もちろん、これらの描写は残念ながらフィクションです。

それでは、実際にはどうだったのでしょうか?朝鮮王朝実録の記述を見てみましょう。

 

漢城府

英祖 127卷, 52年(1776 丙申 / 청 건륭(乾隆) 41年) 3月 5日(丙子)

丙子/卯時, 上昇遐于慶熙宮集慶堂。

英祖127巻の記載、1776年(英祖52)、清朝第6代乾隆帝41年3月5日

「卯時(ミョシ:묘시:午前5~7時)、王が慶熙宮(キョンヒグン:경희궁) 集慶堂(チプギョンダン:집경당)において昇遐(スンハ:승하)した。

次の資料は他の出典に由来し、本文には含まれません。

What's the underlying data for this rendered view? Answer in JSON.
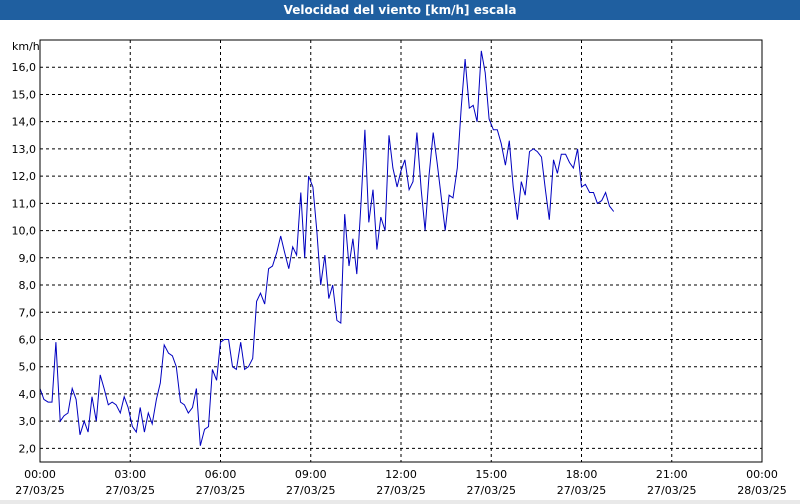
{
  "window": {
    "title": "Velocidad del viento [km/h] escala"
  },
  "colors": {
    "title_bar": "#1f5fa0",
    "series": "#0000c0",
    "grid": "#000000"
  },
  "chart_data": {
    "type": "line",
    "title": "Velocidad del viento [km/h] escala",
    "ylabel": "km/h",
    "xlabel": "",
    "ylim": [
      1.5,
      17.0
    ],
    "xlim_hours": [
      0,
      24
    ],
    "grid": true,
    "y_ticks": [
      "2,0",
      "3,0",
      "4,0",
      "5,0",
      "6,0",
      "7,0",
      "8,0",
      "9,0",
      "10,0",
      "11,0",
      "12,0",
      "13,0",
      "14,0",
      "15,0",
      "16,0"
    ],
    "x_ticks": [
      {
        "time": "00:00",
        "date": "27/03/25"
      },
      {
        "time": "03:00",
        "date": "27/03/25"
      },
      {
        "time": "06:00",
        "date": "27/03/25"
      },
      {
        "time": "09:00",
        "date": "27/03/25"
      },
      {
        "time": "12:00",
        "date": "27/03/25"
      },
      {
        "time": "15:00",
        "date": "27/03/25"
      },
      {
        "time": "18:00",
        "date": "27/03/25"
      },
      {
        "time": "21:00",
        "date": "27/03/25"
      },
      {
        "time": "00:00",
        "date": "28/03/25"
      }
    ],
    "series": [
      {
        "color": "#0000c0",
        "x_hours": [
          0.0,
          0.13,
          0.27,
          0.4,
          0.53,
          0.67,
          0.8,
          0.93,
          1.07,
          1.2,
          1.33,
          1.47,
          1.6,
          1.73,
          1.87,
          2.0,
          2.13,
          2.27,
          2.4,
          2.53,
          2.67,
          2.8,
          2.93,
          3.07,
          3.2,
          3.33,
          3.47,
          3.6,
          3.73,
          3.87,
          4.0,
          4.13,
          4.27,
          4.4,
          4.53,
          4.67,
          4.8,
          4.93,
          5.07,
          5.2,
          5.33,
          5.47,
          5.6,
          5.73,
          5.87,
          6.0,
          6.13,
          6.27,
          6.4,
          6.53,
          6.67,
          6.8,
          6.93,
          7.07,
          7.2,
          7.33,
          7.47,
          7.6,
          7.73,
          7.87,
          8.0,
          8.13,
          8.27,
          8.4,
          8.53,
          8.67,
          8.8,
          8.93,
          9.07,
          9.2,
          9.33,
          9.47,
          9.6,
          9.73,
          9.87,
          10.0,
          10.13,
          10.27,
          10.4,
          10.53,
          10.67,
          10.8,
          10.93,
          11.07,
          11.2,
          11.33,
          11.47,
          11.6,
          11.73,
          11.87,
          12.0,
          12.13,
          12.27,
          12.4,
          12.53,
          12.67,
          12.8,
          12.93,
          13.07,
          13.2,
          13.33,
          13.47,
          13.6,
          13.73,
          13.87,
          14.0,
          14.13,
          14.27,
          14.4,
          14.53,
          14.67,
          14.8,
          14.93,
          15.07,
          15.2,
          15.33,
          15.47,
          15.6,
          15.73,
          15.87,
          16.0,
          16.13,
          16.27,
          16.4,
          16.53,
          16.67,
          16.8,
          16.93,
          17.07,
          17.2,
          17.33,
          17.47,
          17.6,
          17.73,
          17.87,
          18.0,
          18.13,
          18.27,
          18.4,
          18.53,
          18.67,
          18.8,
          18.93,
          19.07,
          19.2,
          19.33,
          19.47,
          19.6,
          19.73,
          19.87,
          20.0,
          20.13,
          20.27,
          20.4,
          20.53,
          20.67,
          20.8,
          20.93,
          21.07,
          21.2,
          21.33,
          21.47,
          21.6,
          21.73,
          21.87,
          22.0,
          22.13,
          22.27,
          22.4,
          22.53,
          22.67,
          22.8,
          22.93,
          23.07,
          23.2,
          23.33,
          23.47,
          23.6,
          23.73,
          23.87
        ],
        "y": [
          4.2,
          3.8,
          3.7,
          3.7,
          5.9,
          3.0,
          3.2,
          3.3,
          4.2,
          3.8,
          2.5,
          3.0,
          2.6,
          3.9,
          3.0,
          4.7,
          4.2,
          3.6,
          3.7,
          3.6,
          3.3,
          3.9,
          3.5,
          2.8,
          2.6,
          3.5,
          2.6,
          3.3,
          2.9,
          3.8,
          4.4,
          5.8,
          5.5,
          5.4,
          5.0,
          3.7,
          3.6,
          3.3,
          3.5,
          4.2,
          2.1,
          2.7,
          2.8,
          4.9,
          4.5,
          5.9,
          6.0,
          6.0,
          5.0,
          4.9,
          5.9,
          4.9,
          5.0,
          5.3,
          7.4,
          7.7,
          7.3,
          8.6,
          8.7,
          9.2,
          9.8,
          9.2,
          8.6,
          9.4,
          9.1,
          11.4,
          9.0,
          12.0,
          11.6,
          10.0,
          8.0,
          9.1,
          7.5,
          8.0,
          6.7,
          6.6,
          10.6,
          8.7,
          9.7,
          8.4,
          11.0,
          13.7,
          10.3,
          11.5,
          9.3,
          10.5,
          10.0,
          13.5,
          12.3,
          11.6,
          12.2,
          12.6,
          11.5,
          11.8,
          13.6,
          11.5,
          10.0,
          12.0,
          13.6,
          12.5,
          11.3,
          10.0,
          11.3,
          11.2,
          12.3,
          14.5,
          16.3,
          14.5,
          14.6,
          14.0,
          16.6,
          15.8,
          14.1,
          13.7,
          13.7,
          13.2,
          12.4,
          13.3,
          11.6,
          10.4,
          11.8,
          11.3,
          12.9,
          13.0,
          12.9,
          12.7,
          11.5,
          10.4,
          12.6,
          12.1,
          12.8,
          12.8,
          12.5,
          12.3,
          13.0,
          11.6,
          11.7,
          11.4,
          11.4,
          11.0,
          11.1,
          11.4,
          10.9,
          10.7
        ]
      }
    ]
  }
}
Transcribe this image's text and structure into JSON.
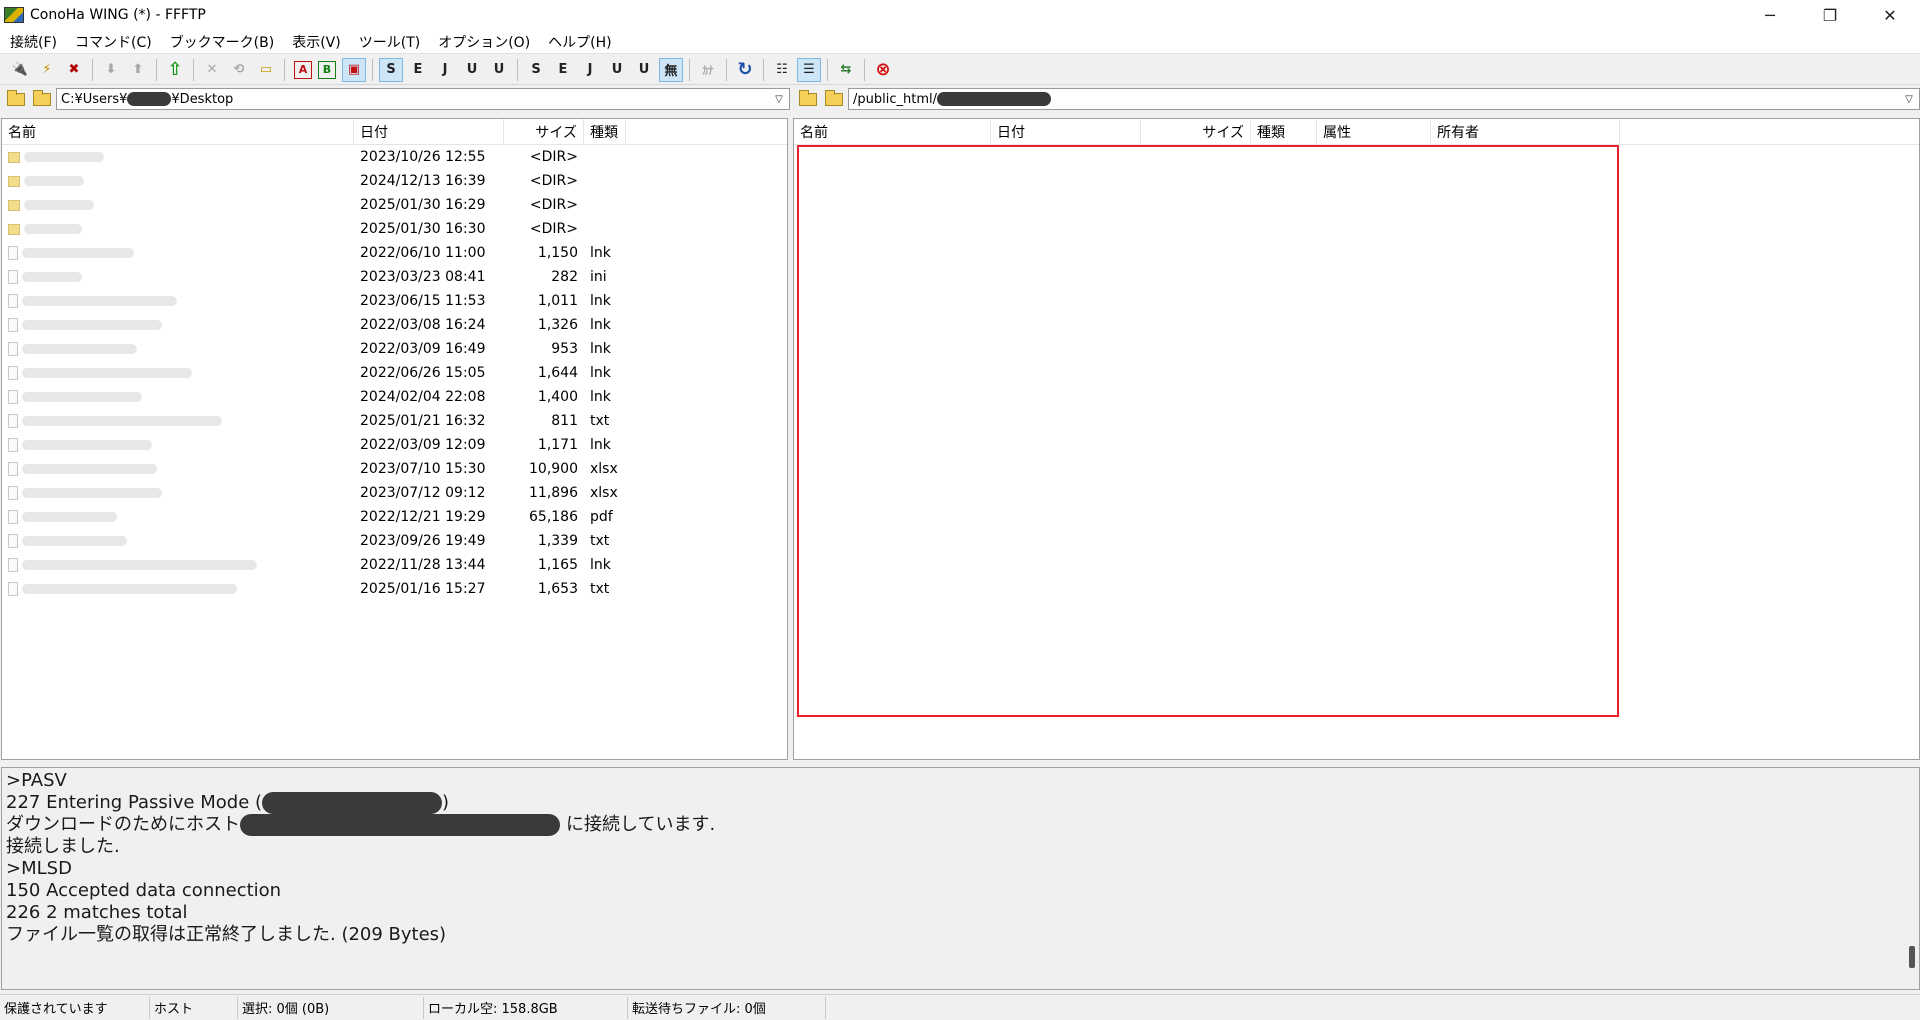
{
  "window": {
    "title": "ConoHa WING (*) - FFFTP",
    "minimize": "─",
    "maximize": "❐",
    "close": "✕"
  },
  "menu": [
    "接続(F)",
    "コマンド(C)",
    "ブックマーク(B)",
    "表示(V)",
    "ツール(T)",
    "オプション(O)",
    "ヘルプ(H)"
  ],
  "local": {
    "path_prefix": "C:¥Users¥",
    "path_suffix": "¥Desktop",
    "columns": [
      "名前",
      "日付",
      "サイズ",
      "種類"
    ],
    "files": [
      {
        "date": "2023/10/26 12:55",
        "size": "<DIR>",
        "type": "",
        "dir": true
      },
      {
        "date": "2024/12/13 16:39",
        "size": "<DIR>",
        "type": "",
        "dir": true
      },
      {
        "date": "2025/01/30 16:29",
        "size": "<DIR>",
        "type": "",
        "dir": true
      },
      {
        "date": "2025/01/30 16:30",
        "size": "<DIR>",
        "type": "",
        "dir": true
      },
      {
        "date": "2022/06/10 11:00",
        "size": "1,150",
        "type": "lnk"
      },
      {
        "date": "2023/03/23 08:41",
        "size": "282",
        "type": "ini"
      },
      {
        "date": "2023/06/15 11:53",
        "size": "1,011",
        "type": "lnk"
      },
      {
        "date": "2022/03/08 16:24",
        "size": "1,326",
        "type": "lnk"
      },
      {
        "date": "2022/03/09 16:49",
        "size": "953",
        "type": "lnk"
      },
      {
        "date": "2022/06/26 15:05",
        "size": "1,644",
        "type": "lnk"
      },
      {
        "date": "2024/02/04 22:08",
        "size": "1,400",
        "type": "lnk"
      },
      {
        "date": "2025/01/21 16:32",
        "size": "811",
        "type": "txt"
      },
      {
        "date": "2022/03/09 12:09",
        "size": "1,171",
        "type": "lnk"
      },
      {
        "date": "2023/07/10 15:30",
        "size": "10,900",
        "type": "xlsx"
      },
      {
        "date": "2023/07/12 09:12",
        "size": "11,896",
        "type": "xlsx"
      },
      {
        "date": "2022/12/21 19:29",
        "size": "65,186",
        "type": "pdf"
      },
      {
        "date": "2023/09/26 19:49",
        "size": "1,339",
        "type": "txt"
      },
      {
        "date": "2022/11/28 13:44",
        "size": "1,165",
        "type": "lnk"
      },
      {
        "date": "2025/01/16 15:27",
        "size": "1,653",
        "type": "txt"
      }
    ]
  },
  "remote": {
    "path_prefix": "/public_html/",
    "columns": [
      "名前",
      "日付",
      "サイズ",
      "種類",
      "属性",
      "所有者"
    ]
  },
  "log": {
    "l1": ">PASV",
    "l2a": "227 Entering Passive Mode (",
    "l2b": ")",
    "l3a": "ダウンロードのためにホスト",
    "l3b": "に接続しています.",
    "l4": "接続しました.",
    "l5": ">MLSD",
    "l6": "150 Accepted data connection",
    "l7": "226 2 matches total",
    "l8": "ファイル一覧の取得は正常終了しました. (209 Bytes)"
  },
  "status": {
    "protect": "保護されています",
    "host": "ホスト",
    "selected": "選択: 0個 (0B)",
    "local_free": "ローカル空: 158.8GB",
    "queue": "転送待ちファイル: 0個"
  },
  "toolbar": {
    "connect": "🔌",
    "quick_connect": "⚡",
    "disconnect": "✖",
    "download": "⬇",
    "upload": "⬆",
    "mirror_upload": "⇧",
    "delete": "✕",
    "rename": "⟲",
    "mkdir": "▭",
    "ascii": "A",
    "binary": "B",
    "auto": "▣",
    "sjis_host": "S",
    "euc_host": "E",
    "jis_host": "J",
    "utf8n_host": "U",
    "utf8_host": "U",
    "sjis_local": "S",
    "euc_local": "E",
    "jis_local": "J",
    "utf8n_local": "U",
    "utf8_local": "U",
    "no_convert": "無",
    "kana": "ｶﾅ",
    "refresh": "↻",
    "list_view": "☷",
    "detail_view": "☰",
    "sync": "⇆",
    "stop": "⊗"
  }
}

」

 

ドラマ内では英祖の私邸で倒れましたが、実際には都城の西にある慶熙宮(キョンヒグン)でした。

內侍奉復衣, 自東霤設梯而升皐復。

「内侍(ネシ:내시)が復衣(ポギ:복의)を奉り、東側の雨どいにはしごを掛け上り皐復(コボク:고복)を行った。」

復衣(ポギ:복의)とは招魂の儀式皐復(コボク:고복)を行う際の故人の衣服です。

皐復(コボク)の際には屋根に上り、故人の名と「復(ポク:복)」を3度呼び、まだ近くに漂っている故人の魂を呼び戻そうとしたのです。

ドラマでの描写は逆光で賢王を失った悲哀が見事に表現されていましたね。

 

さて、ドラマに登場する英祖の私邸ですが、実際にもありました。潜邸(チャムジョ:잠저)という表現をします。知るかぎりでは英祖は漢城府内に2ヶ所の潜邸を持っていました。

婚姻後に暮らした景福宮のすぐ西のブロックにあった彰義宮(チャンウィグン:창의궁)と、淑嬪房(スクビンバン:숙빈방)と呼ばれ母が使用していた梨峴宮(イヒョングン:이현궁)です。梨峴宮は義禁府(ウィグンブ)と右補盗庁(ウポドチョン)の間あたりです。

宮の名がついていますが、王族が暮らすという意味で付いているだけであって、昌徳宮のような大きい宮ではなく、私邸といった規模でした。